Following the decision, in October 2011 Professor Adrienne Stone of Melbourne University supported the judgement and told the ABC radio Law Report program: "I think that there is an argument to say that people who've been subjected to this kind of insult, based on their race, especially since there are groups subject to historical disadvantage, are actually entitled to have the state intervene and say that there was an unlawful act here." Legal philosopher Dale Smith of Monash University told the same program that he disagreed with the decision, saying "we should ensure freedom of expression, and then find other ways of protecting or promoting freedom from racial intolerance and prejudice that don't infringe upon people's freedom of speech." Andrew Dodd, a former presenter of the ABC TV's Media Report program, described the decision as "a slap in the face for freedom of expression... because I think it does curtail the extent to which we are able to talk freely about issues that are difficult to discuss, which may have a public interest component, and which concern minority groups." ABC Radio presenter Daniel Browning, who had been named in one of Bolt's articles, said that he had felt "humiliated" and "professionally undermined" by the articles, and suggested the restriction on freedom of expression could be justified.

In June 2013, trade unionist Paul Howes said in response to the case that he objected to the law for having "Orwellian" overtones and "I am concerned that people in some of the circles I mix, on my side of politics, increasingly seem to think that they should write, or invoke, or resurrect, laws that will shut Andrew Bolt up". The ABC's Jonathan Holmes of Media Watch described Justice Bromberg's interpretation of the RDA, and his application of it to Bolt's columns, as "profoundly disturbing" because it reinforced concerns that section 18C creates "one particular area of public life where speech is regulated by tests that simply don't apply anywhere else, and in which judges - never, for all their pontifications, friends of free speech - get to do the regulating".
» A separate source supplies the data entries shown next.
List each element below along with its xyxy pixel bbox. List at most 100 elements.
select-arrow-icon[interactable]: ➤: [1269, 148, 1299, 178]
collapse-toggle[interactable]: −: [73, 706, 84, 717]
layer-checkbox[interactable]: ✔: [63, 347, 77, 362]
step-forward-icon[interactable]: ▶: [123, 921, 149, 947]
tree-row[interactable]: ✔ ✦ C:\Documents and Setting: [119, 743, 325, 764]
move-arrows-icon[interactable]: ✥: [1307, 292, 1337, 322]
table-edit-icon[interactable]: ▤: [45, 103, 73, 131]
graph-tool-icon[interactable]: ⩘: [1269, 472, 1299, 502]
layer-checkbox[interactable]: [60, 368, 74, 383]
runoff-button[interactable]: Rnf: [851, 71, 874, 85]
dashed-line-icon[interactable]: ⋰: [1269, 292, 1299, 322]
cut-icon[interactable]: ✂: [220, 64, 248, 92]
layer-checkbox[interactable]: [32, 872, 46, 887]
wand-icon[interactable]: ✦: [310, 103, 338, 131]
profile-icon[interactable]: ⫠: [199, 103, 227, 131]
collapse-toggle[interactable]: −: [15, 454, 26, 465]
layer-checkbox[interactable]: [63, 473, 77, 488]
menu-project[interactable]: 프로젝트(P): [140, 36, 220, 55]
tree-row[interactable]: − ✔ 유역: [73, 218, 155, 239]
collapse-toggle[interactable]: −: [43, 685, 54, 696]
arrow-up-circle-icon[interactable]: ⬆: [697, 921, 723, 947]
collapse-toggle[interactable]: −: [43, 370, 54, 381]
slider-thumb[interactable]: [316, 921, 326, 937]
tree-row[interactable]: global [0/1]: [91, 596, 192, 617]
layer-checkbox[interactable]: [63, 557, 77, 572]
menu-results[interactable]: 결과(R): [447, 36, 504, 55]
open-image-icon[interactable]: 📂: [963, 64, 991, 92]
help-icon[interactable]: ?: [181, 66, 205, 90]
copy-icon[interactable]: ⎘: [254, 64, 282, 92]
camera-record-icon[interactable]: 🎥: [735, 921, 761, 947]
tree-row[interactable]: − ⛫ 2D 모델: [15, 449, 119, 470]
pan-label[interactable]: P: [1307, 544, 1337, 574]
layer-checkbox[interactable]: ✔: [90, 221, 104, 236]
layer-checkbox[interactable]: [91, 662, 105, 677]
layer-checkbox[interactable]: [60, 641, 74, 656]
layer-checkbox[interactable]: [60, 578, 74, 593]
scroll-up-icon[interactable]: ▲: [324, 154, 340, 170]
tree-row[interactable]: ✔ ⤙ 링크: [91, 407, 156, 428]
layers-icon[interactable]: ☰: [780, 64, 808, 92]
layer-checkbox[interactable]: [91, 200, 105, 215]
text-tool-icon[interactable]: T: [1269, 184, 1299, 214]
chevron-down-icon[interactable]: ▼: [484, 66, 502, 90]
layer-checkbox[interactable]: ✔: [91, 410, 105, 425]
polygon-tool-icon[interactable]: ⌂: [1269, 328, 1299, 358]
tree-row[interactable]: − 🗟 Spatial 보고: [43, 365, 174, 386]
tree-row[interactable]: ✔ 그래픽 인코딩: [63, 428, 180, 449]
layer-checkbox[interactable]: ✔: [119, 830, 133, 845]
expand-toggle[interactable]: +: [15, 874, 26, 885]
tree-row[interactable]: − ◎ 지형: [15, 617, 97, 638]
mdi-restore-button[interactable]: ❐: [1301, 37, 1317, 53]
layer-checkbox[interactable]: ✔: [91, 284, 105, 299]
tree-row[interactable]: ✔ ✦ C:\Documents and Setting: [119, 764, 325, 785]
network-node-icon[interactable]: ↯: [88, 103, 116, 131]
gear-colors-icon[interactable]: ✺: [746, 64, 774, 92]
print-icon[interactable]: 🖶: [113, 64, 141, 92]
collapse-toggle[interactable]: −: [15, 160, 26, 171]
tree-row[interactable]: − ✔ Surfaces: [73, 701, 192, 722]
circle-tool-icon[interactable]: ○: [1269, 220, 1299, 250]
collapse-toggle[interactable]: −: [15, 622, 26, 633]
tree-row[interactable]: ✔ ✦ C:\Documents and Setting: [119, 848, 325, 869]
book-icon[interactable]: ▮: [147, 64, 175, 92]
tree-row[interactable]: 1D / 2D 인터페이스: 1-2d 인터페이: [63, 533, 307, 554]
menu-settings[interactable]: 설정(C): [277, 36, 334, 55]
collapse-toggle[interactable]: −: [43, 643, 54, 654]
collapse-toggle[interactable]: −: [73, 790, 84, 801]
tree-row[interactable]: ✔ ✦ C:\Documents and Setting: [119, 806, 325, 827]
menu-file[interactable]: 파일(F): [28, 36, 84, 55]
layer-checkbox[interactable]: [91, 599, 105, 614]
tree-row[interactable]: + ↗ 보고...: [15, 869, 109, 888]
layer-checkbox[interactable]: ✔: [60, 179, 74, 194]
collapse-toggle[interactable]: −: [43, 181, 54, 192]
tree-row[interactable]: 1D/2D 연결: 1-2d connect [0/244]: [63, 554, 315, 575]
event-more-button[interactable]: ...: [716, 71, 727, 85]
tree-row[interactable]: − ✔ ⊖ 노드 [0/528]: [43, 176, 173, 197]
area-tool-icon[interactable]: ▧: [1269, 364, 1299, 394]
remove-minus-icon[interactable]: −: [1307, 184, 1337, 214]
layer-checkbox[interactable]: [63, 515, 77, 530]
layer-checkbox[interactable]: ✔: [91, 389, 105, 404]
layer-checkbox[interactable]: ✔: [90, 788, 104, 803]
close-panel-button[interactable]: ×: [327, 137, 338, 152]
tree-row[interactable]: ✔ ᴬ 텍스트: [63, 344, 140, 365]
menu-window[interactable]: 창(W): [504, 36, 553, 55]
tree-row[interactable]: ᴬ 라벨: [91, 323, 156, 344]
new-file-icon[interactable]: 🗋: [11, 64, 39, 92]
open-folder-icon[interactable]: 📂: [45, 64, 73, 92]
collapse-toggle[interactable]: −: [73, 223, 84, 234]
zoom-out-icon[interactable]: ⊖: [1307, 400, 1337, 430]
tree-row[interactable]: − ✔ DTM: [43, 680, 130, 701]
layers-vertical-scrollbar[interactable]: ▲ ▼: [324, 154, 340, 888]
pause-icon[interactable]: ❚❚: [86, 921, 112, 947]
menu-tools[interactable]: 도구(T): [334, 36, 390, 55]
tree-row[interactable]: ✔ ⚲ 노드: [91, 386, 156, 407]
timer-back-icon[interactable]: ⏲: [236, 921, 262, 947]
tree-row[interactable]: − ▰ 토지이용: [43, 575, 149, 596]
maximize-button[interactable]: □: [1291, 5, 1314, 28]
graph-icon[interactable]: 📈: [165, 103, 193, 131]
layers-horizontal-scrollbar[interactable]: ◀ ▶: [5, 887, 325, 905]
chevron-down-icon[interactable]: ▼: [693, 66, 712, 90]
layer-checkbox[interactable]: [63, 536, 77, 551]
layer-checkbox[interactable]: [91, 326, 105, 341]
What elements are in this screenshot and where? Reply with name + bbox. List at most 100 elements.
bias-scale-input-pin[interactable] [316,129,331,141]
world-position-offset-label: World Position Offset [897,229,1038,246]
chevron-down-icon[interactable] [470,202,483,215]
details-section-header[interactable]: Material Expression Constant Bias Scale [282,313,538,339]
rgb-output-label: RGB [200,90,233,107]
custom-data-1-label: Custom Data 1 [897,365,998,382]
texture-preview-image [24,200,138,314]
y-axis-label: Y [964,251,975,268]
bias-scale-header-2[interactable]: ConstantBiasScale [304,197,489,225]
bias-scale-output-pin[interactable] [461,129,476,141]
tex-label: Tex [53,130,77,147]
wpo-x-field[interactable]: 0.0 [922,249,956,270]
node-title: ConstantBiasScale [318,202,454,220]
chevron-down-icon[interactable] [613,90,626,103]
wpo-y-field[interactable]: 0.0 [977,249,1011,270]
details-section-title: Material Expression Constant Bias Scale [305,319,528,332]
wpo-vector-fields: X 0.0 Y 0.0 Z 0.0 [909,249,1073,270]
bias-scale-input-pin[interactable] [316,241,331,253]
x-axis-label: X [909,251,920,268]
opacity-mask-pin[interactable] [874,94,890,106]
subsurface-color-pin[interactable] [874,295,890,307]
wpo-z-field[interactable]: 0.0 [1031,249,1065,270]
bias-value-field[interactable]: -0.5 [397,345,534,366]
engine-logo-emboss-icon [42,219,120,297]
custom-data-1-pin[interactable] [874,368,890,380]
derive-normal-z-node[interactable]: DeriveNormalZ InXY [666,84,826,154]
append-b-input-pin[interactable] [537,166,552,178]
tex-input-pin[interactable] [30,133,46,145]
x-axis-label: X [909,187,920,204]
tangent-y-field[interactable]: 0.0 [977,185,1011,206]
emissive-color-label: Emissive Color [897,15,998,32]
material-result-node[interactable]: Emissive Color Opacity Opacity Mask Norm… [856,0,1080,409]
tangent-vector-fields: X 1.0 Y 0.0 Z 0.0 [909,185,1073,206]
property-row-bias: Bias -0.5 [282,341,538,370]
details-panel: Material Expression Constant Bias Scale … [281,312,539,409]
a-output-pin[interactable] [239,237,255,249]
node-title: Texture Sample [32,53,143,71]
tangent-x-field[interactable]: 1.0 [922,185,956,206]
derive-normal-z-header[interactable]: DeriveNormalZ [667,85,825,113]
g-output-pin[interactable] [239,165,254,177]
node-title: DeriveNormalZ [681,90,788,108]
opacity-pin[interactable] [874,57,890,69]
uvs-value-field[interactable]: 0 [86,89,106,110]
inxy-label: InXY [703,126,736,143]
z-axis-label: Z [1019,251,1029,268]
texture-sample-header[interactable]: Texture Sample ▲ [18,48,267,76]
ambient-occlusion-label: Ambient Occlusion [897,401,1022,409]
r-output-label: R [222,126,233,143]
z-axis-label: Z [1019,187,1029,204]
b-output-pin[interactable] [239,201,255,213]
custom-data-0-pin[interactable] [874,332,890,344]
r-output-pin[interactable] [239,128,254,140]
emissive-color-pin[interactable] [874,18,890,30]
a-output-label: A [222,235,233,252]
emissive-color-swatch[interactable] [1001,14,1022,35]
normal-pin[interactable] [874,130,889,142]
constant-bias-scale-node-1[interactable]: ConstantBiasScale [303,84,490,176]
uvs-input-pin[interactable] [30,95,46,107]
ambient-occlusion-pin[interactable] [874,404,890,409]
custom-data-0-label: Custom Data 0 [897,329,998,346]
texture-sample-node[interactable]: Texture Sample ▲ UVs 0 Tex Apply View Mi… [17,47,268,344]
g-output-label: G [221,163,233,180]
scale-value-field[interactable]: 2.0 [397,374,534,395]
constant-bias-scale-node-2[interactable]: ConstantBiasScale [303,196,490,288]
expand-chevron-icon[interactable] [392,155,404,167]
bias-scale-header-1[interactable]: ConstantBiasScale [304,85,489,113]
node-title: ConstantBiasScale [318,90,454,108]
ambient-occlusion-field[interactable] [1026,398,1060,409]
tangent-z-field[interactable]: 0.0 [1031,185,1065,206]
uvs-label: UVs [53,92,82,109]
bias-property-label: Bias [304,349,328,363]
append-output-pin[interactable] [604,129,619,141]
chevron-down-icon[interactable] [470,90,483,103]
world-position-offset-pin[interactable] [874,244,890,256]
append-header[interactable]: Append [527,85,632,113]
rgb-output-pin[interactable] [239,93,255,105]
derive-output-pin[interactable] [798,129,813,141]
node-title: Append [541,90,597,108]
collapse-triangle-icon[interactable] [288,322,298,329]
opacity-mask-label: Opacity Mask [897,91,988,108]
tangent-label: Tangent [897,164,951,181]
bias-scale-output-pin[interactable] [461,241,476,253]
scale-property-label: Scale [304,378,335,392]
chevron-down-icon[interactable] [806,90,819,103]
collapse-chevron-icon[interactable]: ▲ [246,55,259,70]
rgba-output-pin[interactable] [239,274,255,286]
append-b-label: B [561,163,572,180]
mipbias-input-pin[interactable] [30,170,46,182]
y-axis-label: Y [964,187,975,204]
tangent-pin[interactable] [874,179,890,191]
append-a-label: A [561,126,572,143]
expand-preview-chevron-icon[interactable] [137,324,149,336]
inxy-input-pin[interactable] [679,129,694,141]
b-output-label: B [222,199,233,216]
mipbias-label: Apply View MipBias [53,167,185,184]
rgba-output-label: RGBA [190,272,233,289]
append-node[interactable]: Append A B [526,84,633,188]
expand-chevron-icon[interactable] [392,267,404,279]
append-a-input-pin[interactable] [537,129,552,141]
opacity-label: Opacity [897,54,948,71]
In 2016, Labor Senator Kimberley Kitching, said she was "very surprised" when Justice Bromberg decided to hear the Bolt case, given that “He was an active ALP person, he was active enough that he was in a faction, he ran for preselection... Obviously he would have had some views about [Andrew Bolt], and perhaps he was not the best person to hear [the] case.” Bromberg had run unsuccessfully for Labor preselection in Melbourne in 2001.